Feitas essas considerações, poderíamos, concluir, portanto, que se a sombra do profissionalismo religioso parece se aproximar das atividades espíritas, de forma sutil, mas persistente, os Espíritas deveriam ser prudentes para evitar que essa manifestação do elitismo, na feição de uma prática totalmente estranha, lance raízes na mente de muitos companheiros espíritas com prejuízos incalculáveis para a tarefa de iluminação do espírito.

 

Tudo o que se relaciona com as manifestações de religiosidade, principalmente na seara espírita, tudo o que fazemos por Jesus deve ter o cuidado ampliado, sendo sempre de forma verdadeira e generosa.
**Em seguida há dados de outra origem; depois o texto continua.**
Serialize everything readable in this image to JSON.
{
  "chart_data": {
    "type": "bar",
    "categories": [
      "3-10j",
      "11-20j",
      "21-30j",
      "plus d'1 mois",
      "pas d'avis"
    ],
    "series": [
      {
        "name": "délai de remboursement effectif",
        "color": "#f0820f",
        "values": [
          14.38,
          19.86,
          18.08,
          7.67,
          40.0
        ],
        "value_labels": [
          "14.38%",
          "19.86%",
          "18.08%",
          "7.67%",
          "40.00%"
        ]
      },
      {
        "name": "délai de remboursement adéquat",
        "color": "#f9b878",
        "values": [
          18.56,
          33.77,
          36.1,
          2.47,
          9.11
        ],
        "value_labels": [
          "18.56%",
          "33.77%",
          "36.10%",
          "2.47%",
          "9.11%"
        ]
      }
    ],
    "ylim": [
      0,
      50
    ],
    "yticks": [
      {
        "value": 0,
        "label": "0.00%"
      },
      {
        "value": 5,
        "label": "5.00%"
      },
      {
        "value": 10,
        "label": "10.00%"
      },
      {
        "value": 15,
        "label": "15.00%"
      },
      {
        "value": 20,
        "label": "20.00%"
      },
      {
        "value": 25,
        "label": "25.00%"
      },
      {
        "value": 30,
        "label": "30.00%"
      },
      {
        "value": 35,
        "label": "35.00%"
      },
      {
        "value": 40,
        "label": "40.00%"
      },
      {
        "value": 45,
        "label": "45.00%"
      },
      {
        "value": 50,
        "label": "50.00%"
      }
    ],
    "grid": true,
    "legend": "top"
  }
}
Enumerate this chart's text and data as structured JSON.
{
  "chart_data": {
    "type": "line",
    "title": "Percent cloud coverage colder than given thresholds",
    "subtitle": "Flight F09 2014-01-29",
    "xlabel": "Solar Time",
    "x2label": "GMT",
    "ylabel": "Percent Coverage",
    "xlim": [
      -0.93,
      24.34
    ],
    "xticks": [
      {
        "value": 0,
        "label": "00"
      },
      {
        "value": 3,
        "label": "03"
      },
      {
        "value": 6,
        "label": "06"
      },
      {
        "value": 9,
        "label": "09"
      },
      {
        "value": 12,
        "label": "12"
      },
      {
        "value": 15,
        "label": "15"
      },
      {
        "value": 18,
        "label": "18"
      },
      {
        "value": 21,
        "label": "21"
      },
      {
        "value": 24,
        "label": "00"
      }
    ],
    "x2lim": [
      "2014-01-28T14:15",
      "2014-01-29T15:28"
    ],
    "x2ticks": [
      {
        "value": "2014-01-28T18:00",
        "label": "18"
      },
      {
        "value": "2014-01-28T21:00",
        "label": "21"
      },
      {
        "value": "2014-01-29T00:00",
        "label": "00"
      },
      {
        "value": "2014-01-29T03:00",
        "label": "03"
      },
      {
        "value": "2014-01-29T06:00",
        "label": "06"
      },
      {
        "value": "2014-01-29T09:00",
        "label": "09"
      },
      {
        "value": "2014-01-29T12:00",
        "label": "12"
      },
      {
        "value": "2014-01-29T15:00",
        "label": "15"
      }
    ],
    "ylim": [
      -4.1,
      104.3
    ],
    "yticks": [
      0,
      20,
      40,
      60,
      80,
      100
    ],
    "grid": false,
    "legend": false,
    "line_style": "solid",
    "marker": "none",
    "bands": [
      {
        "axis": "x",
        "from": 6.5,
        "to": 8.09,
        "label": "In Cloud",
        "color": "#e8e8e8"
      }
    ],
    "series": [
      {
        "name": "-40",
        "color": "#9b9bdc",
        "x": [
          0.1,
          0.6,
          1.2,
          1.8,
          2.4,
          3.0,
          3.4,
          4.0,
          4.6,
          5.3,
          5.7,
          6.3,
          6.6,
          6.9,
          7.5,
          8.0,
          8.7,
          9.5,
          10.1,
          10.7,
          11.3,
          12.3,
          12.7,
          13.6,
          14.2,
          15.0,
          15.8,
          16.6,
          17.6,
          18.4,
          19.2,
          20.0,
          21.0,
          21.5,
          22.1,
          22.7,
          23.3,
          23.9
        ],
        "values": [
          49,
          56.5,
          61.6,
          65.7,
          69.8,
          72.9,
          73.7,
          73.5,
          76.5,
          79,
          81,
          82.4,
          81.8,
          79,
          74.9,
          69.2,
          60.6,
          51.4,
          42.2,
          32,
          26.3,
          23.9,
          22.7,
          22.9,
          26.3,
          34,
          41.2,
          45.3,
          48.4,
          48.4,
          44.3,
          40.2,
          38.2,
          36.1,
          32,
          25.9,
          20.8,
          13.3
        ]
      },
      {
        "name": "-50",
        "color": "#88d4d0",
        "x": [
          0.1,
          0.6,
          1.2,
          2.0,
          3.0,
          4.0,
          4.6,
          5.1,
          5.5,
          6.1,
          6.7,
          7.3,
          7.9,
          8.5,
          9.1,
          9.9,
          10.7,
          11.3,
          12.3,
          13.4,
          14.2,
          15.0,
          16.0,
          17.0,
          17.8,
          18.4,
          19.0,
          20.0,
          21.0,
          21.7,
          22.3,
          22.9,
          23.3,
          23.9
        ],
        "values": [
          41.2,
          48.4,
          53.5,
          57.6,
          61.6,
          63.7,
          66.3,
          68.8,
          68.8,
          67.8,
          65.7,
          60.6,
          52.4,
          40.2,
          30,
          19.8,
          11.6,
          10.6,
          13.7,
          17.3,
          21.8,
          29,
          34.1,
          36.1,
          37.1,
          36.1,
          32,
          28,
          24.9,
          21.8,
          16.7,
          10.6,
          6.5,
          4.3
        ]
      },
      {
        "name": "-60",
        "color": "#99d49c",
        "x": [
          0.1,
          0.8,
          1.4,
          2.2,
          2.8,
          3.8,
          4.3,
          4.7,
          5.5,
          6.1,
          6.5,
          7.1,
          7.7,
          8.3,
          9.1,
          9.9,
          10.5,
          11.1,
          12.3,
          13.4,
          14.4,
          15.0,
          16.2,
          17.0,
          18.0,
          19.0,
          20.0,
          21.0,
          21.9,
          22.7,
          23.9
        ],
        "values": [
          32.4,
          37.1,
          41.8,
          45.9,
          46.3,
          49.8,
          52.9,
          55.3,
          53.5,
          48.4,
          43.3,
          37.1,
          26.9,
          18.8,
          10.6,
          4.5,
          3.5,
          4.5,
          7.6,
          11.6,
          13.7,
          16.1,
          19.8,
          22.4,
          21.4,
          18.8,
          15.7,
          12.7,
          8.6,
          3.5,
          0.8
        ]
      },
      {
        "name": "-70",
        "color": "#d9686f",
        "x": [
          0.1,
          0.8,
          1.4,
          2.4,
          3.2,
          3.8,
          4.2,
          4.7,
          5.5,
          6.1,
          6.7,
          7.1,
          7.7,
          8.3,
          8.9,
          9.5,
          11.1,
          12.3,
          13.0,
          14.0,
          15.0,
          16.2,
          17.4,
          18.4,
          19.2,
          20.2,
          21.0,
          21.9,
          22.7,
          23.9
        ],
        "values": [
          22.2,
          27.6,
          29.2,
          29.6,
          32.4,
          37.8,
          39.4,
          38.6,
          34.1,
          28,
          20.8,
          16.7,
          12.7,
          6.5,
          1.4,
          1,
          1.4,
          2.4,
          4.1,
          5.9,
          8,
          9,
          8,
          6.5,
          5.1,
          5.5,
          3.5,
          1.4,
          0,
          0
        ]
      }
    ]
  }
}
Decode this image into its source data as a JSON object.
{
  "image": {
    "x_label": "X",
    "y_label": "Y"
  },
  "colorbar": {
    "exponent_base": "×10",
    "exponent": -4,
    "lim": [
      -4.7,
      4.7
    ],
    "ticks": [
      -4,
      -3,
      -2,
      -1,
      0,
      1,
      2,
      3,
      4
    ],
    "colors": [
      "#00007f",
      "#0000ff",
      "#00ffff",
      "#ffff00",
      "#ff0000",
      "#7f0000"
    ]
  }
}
Envolver dinheiro em assuntos que dizem respeito à Divindade e a Jesus é dos assuntos mais graves. Por isso, qualquer evento que for feito pela difusão da doutrina que, em última análise, pertence a Nosso Senhor Jesus, deve ser gratuito. Jesus tem nos dado todas as oportunidades de crescimento espiritual e, justamente, no momento de testemunharmos nossa gratidão, nos envolvemos em questões financeiras, com prejuízo para a formação de uma mentalidade cristã.

 

Reafirmamos, então, que toda manifestação nos assuntos religiosos, notadamente na seara espírita, é sagrada, e deveríamos ter uma atitude de reverência a Nosso Senhor Jesus e não ter coragem de envolver uma doutrina, construída a partir do devotamento de tantos cristãos e espíritas, no mercantilismo moderno e não ter coragem de cobrar coisa alguma quando o assunto envolve o devotamento de Jesus por todos nós. Na verdade, quando realizamos algo de graça, sem espírito de retribuição alguma, é muito pouco diante de tanto trabalho desinteressado que o Cristo realiza em nosso favor. Essa conclusão é, na verdade, um apelo à consciência cristã para que seja abolida essa atitude inconveniente de se fazer dinheiro através de simpósios, encontros doutrinários, na difusão do livro, com teatro, com filme ou qualquer evento que seja relacionado à causa de Nosso Senhor Jesus.